We have evaluated RD50-MPW3 in the laboratory and also with particle beams at CERN SPS and MedAustron in Vienna, Austria (see figure 1). Electrical tests in the laboratory confirmed the functionality of the pixels and digital periphery, however the noise level was found to be too high especially for those pixels that are near the digital periphery. This forced us to increase the threshold voltage to 300 mV above the baseline voltage, which limits the efficiency of the sensor. The main goals of the test beams were to integrate RD50-MPW3 and its DAQ (i.e. chip carrier board, CaR board and Xilinx ZC706 evaluation board) into a reference system while enabling synchronisation between the chip and the reference with an AIDA2020 Trigger Logic Unit (TLU), and evaluate the chip with a particle beam. The average efficiency of the sensor, measured to be 60%, is low due to the high threshold voltage (see figure 2). We will evaluate RD50-MPW3 with a particle beam at DESY in July 2023, before and after irradiation to high fluence. Masking noisy pixels is a potential solution being currently explored to reduce the threshold voltage, and therefore improve the average efficiency at the price of reducing the sensitive area.

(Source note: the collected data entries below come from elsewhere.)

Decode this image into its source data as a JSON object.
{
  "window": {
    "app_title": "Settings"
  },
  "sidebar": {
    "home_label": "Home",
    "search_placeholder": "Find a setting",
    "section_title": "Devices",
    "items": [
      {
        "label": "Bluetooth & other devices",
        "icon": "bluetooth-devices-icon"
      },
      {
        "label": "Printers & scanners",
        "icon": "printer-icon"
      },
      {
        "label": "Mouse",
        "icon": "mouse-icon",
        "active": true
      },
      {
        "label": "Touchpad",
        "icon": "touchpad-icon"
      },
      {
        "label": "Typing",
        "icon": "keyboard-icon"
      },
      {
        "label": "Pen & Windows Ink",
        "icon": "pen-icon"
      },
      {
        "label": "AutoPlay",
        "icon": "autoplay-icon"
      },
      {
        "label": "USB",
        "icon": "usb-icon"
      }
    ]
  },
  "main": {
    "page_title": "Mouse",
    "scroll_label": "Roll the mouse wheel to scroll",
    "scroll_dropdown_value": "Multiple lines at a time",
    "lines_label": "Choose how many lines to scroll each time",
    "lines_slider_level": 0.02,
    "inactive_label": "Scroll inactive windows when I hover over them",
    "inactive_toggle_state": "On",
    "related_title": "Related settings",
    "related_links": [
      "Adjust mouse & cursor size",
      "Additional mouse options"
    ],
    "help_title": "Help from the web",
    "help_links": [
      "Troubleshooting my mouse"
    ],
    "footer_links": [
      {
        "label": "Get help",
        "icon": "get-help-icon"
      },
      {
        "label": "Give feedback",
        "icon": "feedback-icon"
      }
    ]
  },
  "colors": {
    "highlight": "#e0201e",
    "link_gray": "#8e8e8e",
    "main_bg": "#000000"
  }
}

RD50-MPW4 essentially implements solutions to achieve a much higher breakdown voltage (> 400 V) and reduce the noise across the pixels of the matrix (< 50 mV), while maintaining the high granularity of 62 µm x 62 µm pixels. Unlike its predecessors, RD50-MPW4 uses floating p-stop style pixel-to-pixel isolation and has an optimised multi-guard ring chip frame. RD50-MPW4 implements topside edge biasing, and we will add backside biasing as a post-processing step on a subset of the fabricated samples. Unlike RD50-MPW3, the pixel matrix and peripheral readout use separate power and ground domains in RD50-MPW4. We expect this will allow us to reduce the threshold voltage and therefore increase the average efficiency across the whole chip, as post-layout simulations have shown the noise is low and there are no fake events (see figure 3). Table 1 summarises the main design details and performance parameters of the RD50-MPW pixel chips.